Она приоткрыла глаза, еще не осознав, что именно сказала. Психея, которая увидела лицо своего любимого…
Ей показалось, что Земля сбилась с курса, светила замерли в небе, а под ногами разверзлась страшная бездна. Несчастная Психея! Невинная жертва, которой в наказание за красоту предстояло обручиться со страшным чудовищем. «Свадебный наряд станет твоим саваном!» – сказал ей оракул. Сколько испытаний ей пришлось потом преодолеть! Ни на мгновение не теряла она надежды встретиться однажды с любимым, и это помогало ей совершать невозможное, идти по самому краю пропасти. И в конце трудного пути Психея получила награду – вечную безмятежную жизнь с тем, кого она так любила! Может, это случится и с ней, Изабель? Но когда? В загробном мире? Может, такова ее судьба – снова обрести Александера в вечности? Пусть мысленно, но идти и искать свою утраченную любовь? Но ведь это всего лишь сказка, миф…
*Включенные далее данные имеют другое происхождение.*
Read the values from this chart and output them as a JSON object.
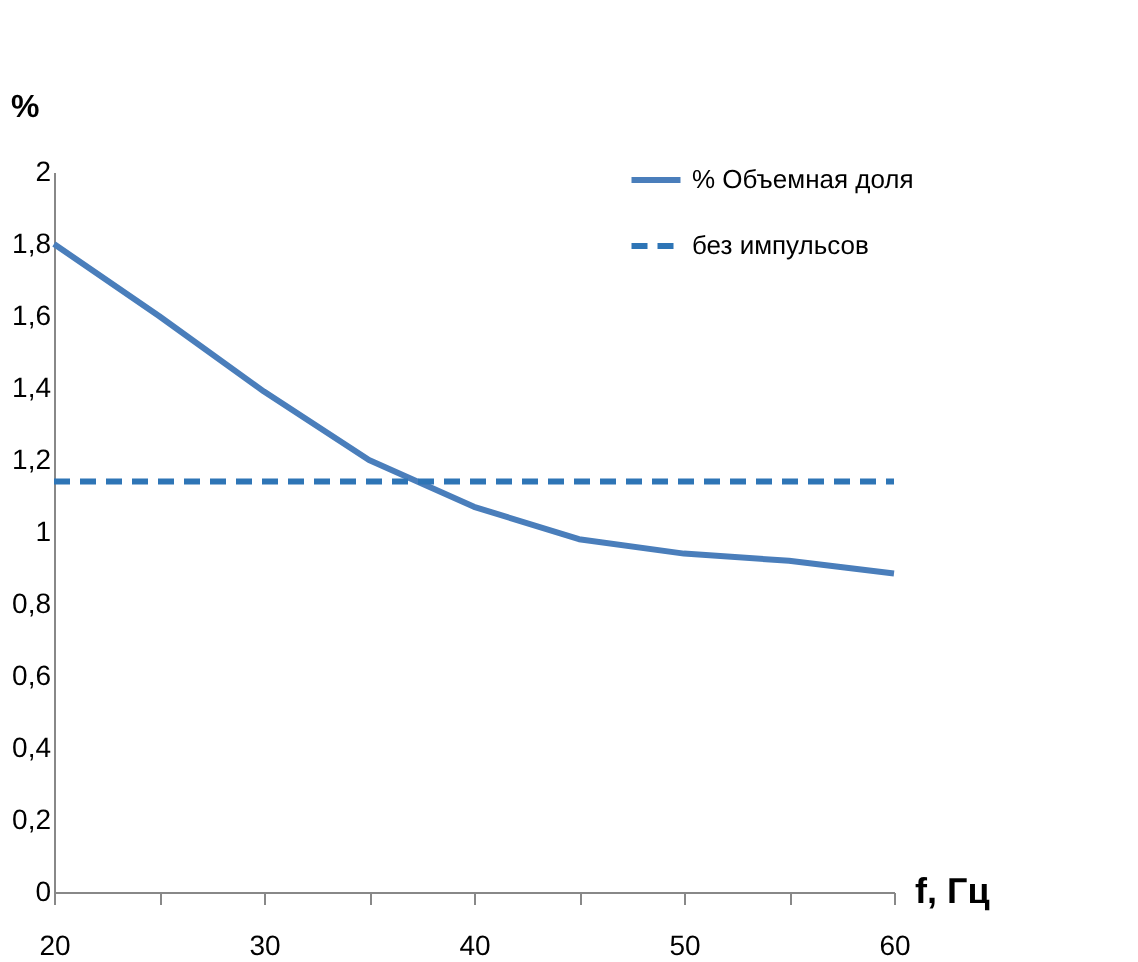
{
  "chart_data": {
    "type": "line",
    "xlabel": "f, Гц",
    "ylabel": "%",
    "series": [
      {
        "name": "% Объемная доля",
        "color": "#4a7ebb",
        "line_style": "solid",
        "x": [
          20,
          25,
          30,
          35,
          40,
          45,
          50,
          55,
          60
        ],
        "values": [
          1.8,
          1.6,
          1.39,
          1.2,
          1.07,
          0.98,
          0.94,
          0.92,
          0.885
        ]
      },
      {
        "name": "без импульсов",
        "color": "#2e75b6",
        "line_style": "dashed",
        "x": [
          20,
          60
        ],
        "values": [
          1.14,
          1.14
        ]
      }
    ],
    "xlim": [
      20,
      60
    ],
    "xticks": [
      20,
      {
        "value": 25,
        "label": null
      },
      30,
      {
        "value": 35,
        "label": null
      },
      40,
      {
        "value": 45,
        "label": null
      },
      50,
      {
        "value": 55,
        "label": null
      },
      60
    ],
    "ylim": [
      0,
      2
    ],
    "yticks": [
      0,
      {
        "value": 0.2,
        "label": "0,2"
      },
      {
        "value": 0.4,
        "label": "0,4"
      },
      {
        "value": 0.6,
        "label": "0,6"
      },
      {
        "value": 0.8,
        "label": "0,8"
      },
      1,
      {
        "value": 1.2,
        "label": "1,2"
      },
      {
        "value": 1.4,
        "label": "1,4"
      },
      {
        "value": 1.6,
        "label": "1,6"
      },
      {
        "value": 1.8,
        "label": "1,8"
      },
      2
    ],
    "grid": false,
    "legend": "top right",
    "marker": "none"
  }
}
Пьер, чье дыхание только что щекотало ей шею, отодвинулся и убрал от нее руки. Скрипнула кровать. Изабель не решалась посмотреть на мужа из опасения, что увидит в его глазах муку, которую причинило ему это нечаянно произнесенное ею слово. Но и позволить ему уйти вот так, без объяснений, она не могла. Изабель медленно открыла глаза и повернулась к нему. Он сидел к ней спиной на краю постели в бледном свете зарождающегося дня.
– Пьер! – с трудом вымолвила она.
Одно плечо легонько дернулось.
– Прости меня!
Изабель прикрыла рот ладошкой, чтобы не заплакать в голос.
Разве можно объяснить это словами? Свернувшись в клубок, она позволила своему горю выплеснуться наружу.
– Прости меня! Прости, прости, прости! – повторяла она, уткнувшись лицом в одеяла.
Хлопнула дверь. Она осталась одна, и это было ужасно.
* * *
Потянулись дни отчуждения. Пьер не присутствовал за семейным столом, а в те немногие часы, которые проводил дома, не покидал своего кабинета. Изабель отнеслась к этому с пониманием. Часы вынужденного одиночества она посвятила сбору вещей для будущей поездки в Квебек. Перспектива отъезда облегчала ее душевные муки. Временное расставание, несомненно, пойдет на пользу их супружеским отношениям – Пьер соскучится, время окажет свое целительное воздействие… Предполагалось, что они с Габриелем отправятся в путешествие через три недели, накануне дня рождения самой Изабель. Скоро ей исполнится двадцать пять… Подумав об этом, она вдруг почувствовала себя старой.
Тревога, испытанная ею в тот вечер на балу, когда ее взгляд встретился с сапфирово-синим взглядом того мужчины, не покидала ее ни на минуту, а с ней вернулись и воспоминания, которые больше не удавалось прогнать. Как ни пыталась Изабель заставить себя возненавидеть его, приходилось признать: она все еще любит Александера! Стоило молодой женщине вспомнить его поцелуи, как ее кожа начинала гореть огнем; каждое воспоминание о его ласках заставляло быстрее биться сердце. На ее собственную беду и… на беду Пьера.